The National Institutes of Health has awarded a biologist at Indiana University Bloomington a grant to study chromosome biology.
Xindan Wang, assistant professor in the IU Bloomington College of Arts and Sciences' Department of Biology, will receive $1.66 million from the National Institutes of Health's Research Project Grant Program (R01) to study chromosome organization and segregation. Support from this award will officially begin on April 1, 2021.
All living cells contain long strands of DNA molecules that are packaged into chromosomes. When cells grow, chromosomes are duplicated and transmitted to daughter cells. The faithful segregation of chromosomes underlies genome integrity and is fundamental to all organisms.
“No reproductive process is more central to life than the replication and segregation of the genome,” said Wang, who joined IU Biology in 2017. “The goal of our research is to identify the molecular mechanism of chromosome segregation. Our studies have the potential to uncover the general principles of chromosome packaging and segregation relevant to all domains of life.”

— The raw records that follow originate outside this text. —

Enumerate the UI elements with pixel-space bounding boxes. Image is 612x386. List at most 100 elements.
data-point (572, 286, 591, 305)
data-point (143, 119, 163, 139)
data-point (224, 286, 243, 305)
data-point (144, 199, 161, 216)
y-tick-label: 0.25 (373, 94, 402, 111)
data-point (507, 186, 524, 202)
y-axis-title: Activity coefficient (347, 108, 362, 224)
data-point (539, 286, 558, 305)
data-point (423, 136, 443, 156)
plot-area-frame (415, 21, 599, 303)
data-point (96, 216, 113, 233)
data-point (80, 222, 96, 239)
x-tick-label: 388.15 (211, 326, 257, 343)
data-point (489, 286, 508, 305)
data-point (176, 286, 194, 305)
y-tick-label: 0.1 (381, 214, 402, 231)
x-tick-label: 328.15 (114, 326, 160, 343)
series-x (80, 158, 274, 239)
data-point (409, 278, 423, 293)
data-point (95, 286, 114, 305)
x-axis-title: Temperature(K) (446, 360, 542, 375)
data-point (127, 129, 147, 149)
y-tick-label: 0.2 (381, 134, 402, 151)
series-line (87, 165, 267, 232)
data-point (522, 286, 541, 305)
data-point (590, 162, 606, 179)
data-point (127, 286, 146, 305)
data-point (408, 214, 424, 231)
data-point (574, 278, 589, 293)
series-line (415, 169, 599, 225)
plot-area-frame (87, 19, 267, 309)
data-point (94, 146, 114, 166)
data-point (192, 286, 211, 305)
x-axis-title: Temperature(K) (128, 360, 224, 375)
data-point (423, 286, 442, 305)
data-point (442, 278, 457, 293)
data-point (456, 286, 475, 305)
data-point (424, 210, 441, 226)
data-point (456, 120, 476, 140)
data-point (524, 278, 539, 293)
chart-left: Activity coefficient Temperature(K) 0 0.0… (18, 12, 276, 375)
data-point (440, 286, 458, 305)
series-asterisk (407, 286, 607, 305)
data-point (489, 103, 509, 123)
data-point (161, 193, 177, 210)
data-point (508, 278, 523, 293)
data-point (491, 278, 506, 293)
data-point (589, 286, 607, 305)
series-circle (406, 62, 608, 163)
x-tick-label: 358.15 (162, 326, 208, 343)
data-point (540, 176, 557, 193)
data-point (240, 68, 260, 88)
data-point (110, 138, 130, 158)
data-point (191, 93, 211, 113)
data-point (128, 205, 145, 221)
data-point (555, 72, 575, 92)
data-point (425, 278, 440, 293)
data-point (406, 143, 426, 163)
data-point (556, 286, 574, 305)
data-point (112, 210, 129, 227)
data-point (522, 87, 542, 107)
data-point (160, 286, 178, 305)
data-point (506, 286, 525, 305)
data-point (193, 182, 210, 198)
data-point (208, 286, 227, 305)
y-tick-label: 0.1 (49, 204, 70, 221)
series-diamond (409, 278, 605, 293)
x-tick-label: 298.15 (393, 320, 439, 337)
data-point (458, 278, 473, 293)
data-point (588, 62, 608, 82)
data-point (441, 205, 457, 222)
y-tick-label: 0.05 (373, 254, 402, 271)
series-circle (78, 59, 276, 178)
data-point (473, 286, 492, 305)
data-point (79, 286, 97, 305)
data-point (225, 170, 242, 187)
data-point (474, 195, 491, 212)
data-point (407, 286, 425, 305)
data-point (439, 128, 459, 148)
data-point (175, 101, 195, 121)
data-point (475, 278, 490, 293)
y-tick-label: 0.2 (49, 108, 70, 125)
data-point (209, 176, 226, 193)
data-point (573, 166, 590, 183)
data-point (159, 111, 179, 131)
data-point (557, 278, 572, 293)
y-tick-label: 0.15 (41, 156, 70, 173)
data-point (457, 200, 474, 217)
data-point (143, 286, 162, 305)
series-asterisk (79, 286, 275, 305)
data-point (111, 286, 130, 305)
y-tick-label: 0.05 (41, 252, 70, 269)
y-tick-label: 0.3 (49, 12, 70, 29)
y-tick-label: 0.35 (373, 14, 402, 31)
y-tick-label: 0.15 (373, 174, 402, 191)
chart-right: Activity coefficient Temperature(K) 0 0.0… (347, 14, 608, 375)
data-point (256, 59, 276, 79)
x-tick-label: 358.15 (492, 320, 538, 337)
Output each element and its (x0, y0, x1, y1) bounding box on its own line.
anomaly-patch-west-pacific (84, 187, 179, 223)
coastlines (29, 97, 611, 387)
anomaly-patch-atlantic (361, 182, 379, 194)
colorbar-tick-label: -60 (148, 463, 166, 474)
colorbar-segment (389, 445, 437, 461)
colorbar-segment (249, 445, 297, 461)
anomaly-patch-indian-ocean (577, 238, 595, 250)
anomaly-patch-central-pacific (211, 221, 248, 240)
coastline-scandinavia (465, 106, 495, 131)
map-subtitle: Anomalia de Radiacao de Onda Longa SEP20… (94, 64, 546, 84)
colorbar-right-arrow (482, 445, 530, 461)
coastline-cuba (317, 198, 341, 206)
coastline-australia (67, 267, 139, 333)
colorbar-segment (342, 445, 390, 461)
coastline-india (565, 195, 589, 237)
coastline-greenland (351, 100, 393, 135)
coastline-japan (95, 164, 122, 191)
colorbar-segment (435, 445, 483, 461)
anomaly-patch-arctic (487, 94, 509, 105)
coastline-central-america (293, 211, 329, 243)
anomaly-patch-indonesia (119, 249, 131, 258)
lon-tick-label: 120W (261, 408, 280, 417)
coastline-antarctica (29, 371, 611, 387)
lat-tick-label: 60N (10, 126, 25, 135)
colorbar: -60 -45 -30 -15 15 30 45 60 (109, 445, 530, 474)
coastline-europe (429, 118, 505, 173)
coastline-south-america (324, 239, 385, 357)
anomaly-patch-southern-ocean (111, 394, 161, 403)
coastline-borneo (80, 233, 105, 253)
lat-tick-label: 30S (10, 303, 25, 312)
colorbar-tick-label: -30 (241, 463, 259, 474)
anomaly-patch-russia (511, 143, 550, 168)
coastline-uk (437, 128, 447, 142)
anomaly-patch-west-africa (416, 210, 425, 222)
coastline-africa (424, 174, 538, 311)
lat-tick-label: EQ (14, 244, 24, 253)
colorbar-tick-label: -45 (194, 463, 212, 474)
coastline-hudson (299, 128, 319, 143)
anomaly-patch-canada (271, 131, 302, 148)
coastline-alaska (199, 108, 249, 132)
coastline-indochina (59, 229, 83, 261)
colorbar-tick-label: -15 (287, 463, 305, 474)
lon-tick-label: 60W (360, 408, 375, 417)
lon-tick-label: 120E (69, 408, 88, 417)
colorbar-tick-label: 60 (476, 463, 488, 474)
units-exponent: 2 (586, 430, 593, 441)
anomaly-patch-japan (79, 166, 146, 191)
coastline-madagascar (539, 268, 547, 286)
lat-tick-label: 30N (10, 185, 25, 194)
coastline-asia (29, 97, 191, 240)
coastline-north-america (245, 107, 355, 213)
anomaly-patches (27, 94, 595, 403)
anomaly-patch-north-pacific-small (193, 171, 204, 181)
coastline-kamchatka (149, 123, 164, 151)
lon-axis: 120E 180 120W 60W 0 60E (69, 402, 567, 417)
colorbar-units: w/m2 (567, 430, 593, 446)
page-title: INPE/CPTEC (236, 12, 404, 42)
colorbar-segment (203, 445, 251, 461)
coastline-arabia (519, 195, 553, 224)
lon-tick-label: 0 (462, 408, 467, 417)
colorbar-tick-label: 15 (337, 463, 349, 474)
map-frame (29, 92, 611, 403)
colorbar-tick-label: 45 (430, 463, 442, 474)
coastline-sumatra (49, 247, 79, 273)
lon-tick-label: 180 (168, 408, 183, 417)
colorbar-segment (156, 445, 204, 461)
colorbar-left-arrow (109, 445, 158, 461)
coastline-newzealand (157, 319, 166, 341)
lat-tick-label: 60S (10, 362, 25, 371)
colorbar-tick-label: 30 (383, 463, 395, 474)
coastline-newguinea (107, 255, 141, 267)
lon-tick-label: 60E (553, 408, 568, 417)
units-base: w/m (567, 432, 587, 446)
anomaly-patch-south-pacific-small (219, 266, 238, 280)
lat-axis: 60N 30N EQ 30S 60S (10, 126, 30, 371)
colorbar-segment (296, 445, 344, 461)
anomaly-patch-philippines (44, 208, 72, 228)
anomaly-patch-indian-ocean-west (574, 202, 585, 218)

Wang’s research focuses on a protein complex called the structural maintenance of chromosomes (SMC) complex, which is highly conserved from bacteria to humans. Recent studies show that SMC complexes are motors that track on DNA strands. Using bacteria as model systems, Wang’s research will investigate the mechanism of SMC action in the context of cellular activities. Her team will combine molecular biology, cell biology, biochemistry, and genomics approaches to determine how SMC gets on and off the DNA, and how SMC resolves conflicts with other cellular machineries.